The spontaneous answer I gave him was: “You don’t get it, do you? This is not about you or your business! This is about caring for our women, it’s about dignity, respect and justice.” It took drastic measures and emergency meetings at high levels for the Val-d’Or establishment and the Quebec government to grasp the suffering and the anger that was manifest within First Nations communities.

That was a year ago. Where are we today? Investigations by Montreal Police were conducted and judicial proceedings should follow. The City of Val-d’Or and the Chamber of Commerce adopted action plans to fight against racism, prejudices and discrimination. On August 3, the Canadian government launched the long-awaited Missing and Murdered Aboriginal Women and Girls Commission.

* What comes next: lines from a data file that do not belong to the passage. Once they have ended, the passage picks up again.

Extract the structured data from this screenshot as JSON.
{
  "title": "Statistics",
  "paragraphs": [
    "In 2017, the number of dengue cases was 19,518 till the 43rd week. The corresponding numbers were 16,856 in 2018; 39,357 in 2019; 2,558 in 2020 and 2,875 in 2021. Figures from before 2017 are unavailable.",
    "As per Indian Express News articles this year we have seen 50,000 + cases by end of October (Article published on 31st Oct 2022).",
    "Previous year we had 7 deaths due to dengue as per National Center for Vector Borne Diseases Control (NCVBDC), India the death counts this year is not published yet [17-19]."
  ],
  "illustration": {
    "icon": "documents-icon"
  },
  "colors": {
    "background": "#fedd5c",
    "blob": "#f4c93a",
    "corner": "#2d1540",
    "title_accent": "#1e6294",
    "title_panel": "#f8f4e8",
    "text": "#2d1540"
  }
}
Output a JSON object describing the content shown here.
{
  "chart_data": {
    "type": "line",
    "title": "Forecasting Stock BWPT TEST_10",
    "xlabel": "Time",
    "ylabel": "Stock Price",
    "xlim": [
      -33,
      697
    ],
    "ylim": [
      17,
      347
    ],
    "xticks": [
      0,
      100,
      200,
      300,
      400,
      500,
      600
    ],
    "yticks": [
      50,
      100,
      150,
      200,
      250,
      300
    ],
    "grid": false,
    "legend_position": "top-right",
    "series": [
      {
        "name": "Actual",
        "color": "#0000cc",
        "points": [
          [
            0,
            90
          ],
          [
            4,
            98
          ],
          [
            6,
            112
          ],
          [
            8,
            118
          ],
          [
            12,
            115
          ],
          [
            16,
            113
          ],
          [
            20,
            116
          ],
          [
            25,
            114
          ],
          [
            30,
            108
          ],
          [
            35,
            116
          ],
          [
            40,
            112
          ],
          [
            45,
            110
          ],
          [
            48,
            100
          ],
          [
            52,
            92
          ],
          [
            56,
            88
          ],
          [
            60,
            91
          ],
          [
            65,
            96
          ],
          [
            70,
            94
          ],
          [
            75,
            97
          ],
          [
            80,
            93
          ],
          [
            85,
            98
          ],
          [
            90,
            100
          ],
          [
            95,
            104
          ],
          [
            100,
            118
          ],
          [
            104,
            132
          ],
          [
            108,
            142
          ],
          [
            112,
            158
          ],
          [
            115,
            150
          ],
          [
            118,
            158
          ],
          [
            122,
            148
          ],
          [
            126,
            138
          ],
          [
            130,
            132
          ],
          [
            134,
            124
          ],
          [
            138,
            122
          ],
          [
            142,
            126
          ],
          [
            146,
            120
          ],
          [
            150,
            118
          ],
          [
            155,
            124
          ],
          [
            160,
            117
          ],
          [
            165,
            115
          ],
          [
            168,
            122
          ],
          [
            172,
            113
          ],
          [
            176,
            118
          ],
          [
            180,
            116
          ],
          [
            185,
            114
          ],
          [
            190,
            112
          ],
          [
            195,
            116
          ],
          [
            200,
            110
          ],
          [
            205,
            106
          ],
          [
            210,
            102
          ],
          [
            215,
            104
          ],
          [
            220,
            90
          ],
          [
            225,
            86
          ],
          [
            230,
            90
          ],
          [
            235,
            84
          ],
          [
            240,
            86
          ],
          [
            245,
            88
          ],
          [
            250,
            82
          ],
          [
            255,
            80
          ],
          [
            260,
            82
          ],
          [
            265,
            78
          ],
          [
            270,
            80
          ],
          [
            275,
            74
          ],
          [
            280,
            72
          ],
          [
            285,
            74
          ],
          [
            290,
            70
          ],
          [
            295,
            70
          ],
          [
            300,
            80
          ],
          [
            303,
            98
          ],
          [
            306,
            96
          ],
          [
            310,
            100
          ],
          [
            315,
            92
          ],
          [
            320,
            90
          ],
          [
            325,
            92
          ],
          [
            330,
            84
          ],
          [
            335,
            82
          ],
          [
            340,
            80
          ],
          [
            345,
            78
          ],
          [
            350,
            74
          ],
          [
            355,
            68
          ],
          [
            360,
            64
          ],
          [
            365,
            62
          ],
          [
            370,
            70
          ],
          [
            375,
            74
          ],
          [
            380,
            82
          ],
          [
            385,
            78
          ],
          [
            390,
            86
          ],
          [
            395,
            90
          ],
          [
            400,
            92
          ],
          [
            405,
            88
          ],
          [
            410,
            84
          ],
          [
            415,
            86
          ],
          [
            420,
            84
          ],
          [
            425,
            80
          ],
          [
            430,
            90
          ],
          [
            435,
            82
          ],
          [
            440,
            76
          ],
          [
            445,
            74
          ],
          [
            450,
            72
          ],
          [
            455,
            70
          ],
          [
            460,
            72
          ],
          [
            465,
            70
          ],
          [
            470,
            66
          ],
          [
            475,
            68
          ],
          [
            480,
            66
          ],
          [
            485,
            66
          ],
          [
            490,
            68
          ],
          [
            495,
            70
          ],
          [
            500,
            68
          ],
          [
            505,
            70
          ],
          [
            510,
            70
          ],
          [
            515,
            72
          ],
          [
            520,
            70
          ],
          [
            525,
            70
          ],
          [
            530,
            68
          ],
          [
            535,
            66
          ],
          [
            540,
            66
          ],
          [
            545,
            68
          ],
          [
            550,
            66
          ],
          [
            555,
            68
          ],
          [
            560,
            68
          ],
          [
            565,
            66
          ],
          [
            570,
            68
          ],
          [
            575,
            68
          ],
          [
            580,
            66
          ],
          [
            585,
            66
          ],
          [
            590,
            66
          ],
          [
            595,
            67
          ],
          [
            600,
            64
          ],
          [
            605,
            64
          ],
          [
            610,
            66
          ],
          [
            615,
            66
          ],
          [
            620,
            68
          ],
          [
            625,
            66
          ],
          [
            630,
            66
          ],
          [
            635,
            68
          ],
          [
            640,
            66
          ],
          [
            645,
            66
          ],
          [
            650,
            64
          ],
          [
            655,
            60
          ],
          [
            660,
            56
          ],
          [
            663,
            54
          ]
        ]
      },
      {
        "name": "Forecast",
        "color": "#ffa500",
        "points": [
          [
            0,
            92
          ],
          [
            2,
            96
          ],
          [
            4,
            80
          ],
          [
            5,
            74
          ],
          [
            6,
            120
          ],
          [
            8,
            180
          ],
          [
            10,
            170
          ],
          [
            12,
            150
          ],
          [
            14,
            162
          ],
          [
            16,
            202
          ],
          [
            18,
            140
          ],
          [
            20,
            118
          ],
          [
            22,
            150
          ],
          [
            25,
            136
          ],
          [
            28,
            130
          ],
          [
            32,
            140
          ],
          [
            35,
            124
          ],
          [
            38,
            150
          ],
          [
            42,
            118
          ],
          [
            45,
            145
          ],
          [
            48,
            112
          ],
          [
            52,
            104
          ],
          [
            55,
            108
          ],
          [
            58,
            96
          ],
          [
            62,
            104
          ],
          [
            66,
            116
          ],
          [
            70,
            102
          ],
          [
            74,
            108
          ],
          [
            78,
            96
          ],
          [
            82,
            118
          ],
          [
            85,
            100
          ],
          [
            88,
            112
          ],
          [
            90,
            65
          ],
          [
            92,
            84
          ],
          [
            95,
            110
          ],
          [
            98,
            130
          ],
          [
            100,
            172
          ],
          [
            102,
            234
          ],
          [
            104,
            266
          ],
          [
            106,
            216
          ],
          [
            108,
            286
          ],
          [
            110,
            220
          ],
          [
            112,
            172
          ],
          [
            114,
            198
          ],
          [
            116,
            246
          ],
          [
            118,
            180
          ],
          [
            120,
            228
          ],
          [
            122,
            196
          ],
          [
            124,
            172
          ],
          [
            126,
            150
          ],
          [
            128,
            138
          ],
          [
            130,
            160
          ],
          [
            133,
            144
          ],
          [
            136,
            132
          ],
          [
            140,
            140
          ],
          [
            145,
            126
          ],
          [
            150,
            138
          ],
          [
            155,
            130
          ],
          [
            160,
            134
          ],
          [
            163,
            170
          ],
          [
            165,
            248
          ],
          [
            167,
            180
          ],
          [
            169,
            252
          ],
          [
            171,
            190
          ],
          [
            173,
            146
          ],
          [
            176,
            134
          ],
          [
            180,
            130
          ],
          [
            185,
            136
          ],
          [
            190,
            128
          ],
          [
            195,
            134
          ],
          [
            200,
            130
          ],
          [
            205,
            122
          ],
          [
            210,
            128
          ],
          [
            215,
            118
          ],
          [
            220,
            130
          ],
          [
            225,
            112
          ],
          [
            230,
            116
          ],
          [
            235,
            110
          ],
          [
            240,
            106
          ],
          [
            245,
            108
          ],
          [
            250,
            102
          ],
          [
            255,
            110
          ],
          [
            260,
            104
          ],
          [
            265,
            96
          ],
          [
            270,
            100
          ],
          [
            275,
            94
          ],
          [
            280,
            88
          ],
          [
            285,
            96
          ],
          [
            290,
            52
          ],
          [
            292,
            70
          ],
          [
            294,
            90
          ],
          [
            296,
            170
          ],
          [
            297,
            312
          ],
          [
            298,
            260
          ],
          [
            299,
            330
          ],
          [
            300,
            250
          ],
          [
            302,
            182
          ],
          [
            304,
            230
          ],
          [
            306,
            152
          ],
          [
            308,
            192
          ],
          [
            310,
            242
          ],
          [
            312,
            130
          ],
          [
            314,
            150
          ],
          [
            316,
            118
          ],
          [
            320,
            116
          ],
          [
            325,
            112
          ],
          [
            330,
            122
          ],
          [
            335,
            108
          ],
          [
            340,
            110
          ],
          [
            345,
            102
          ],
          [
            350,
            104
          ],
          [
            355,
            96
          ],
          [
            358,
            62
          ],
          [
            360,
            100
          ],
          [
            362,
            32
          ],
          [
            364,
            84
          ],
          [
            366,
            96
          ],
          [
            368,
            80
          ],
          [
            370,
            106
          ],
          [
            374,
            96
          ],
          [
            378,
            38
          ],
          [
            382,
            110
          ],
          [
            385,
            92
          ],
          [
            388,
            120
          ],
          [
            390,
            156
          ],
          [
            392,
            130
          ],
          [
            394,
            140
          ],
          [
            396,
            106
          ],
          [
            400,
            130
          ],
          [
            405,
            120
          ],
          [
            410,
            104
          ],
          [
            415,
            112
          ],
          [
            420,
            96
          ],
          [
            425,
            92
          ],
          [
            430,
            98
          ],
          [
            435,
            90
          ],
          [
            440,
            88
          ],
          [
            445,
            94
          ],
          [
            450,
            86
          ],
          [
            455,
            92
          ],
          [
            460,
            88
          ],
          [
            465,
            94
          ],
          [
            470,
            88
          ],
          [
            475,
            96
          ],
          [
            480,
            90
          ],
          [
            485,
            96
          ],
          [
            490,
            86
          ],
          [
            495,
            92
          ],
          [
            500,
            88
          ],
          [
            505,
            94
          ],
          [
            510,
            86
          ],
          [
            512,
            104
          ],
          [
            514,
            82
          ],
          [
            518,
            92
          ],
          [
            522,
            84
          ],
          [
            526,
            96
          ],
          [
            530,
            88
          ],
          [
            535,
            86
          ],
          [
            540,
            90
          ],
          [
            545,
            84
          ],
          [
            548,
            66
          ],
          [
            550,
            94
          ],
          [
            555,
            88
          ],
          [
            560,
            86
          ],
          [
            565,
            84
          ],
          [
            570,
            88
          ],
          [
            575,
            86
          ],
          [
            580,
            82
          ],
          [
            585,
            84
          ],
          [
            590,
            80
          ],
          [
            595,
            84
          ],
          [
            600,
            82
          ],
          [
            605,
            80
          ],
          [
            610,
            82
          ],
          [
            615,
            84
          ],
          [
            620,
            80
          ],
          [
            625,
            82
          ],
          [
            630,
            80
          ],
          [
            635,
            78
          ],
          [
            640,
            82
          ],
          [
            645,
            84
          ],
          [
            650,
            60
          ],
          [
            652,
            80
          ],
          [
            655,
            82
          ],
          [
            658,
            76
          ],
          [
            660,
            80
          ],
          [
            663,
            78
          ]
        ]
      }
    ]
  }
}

How did Quebec respond to this announcement? By refuting the claim of Quebec’s First Nations for an independent provincial public inquiry. As always, Quebec is shovelling the “Indian problem” off to the federal government. Quebec Aboriginal Affairs Minister Geoffrey Kelley and Justice Minister Stéphanie Vallée argued this decision was taken for the well-being of the victims of SQ police abuse, to spare them from having to testify twice.

Two problems arise from this position. First, it is not up to government ministers to decide whether or not the women should tell their stories and to whom they can reveal details of the violence perpetrated by SQ police officers. Second, should there be a public inquiry on the relationship between police authority and Indigenous women in Quebec. This would mean that not only the women, but also SQ authorities and Quebec government ministers could be summoned to testify.

Having been notified of the situation in Val-d’Or in May 2015, the Quebec government would then be publicly confronted with its own inaction to end police abuse and its failure to protect Aboriginal women in Val-d’Or. Then, the delicate issue of systemic racism against First Nation citizens in Quebec could be addressed.

The time has come for Quebec to take a hard look at how First Nations and Inuit people are treated. It’s time to tackle the roots of racism and discrimination that maintains Aboriginal peoples of this province as second-class citizens. If we citizens aspire for social justice for all and an authentic reconciliation, it is evident that an independent public inquiry in Quebec has become unavoidable.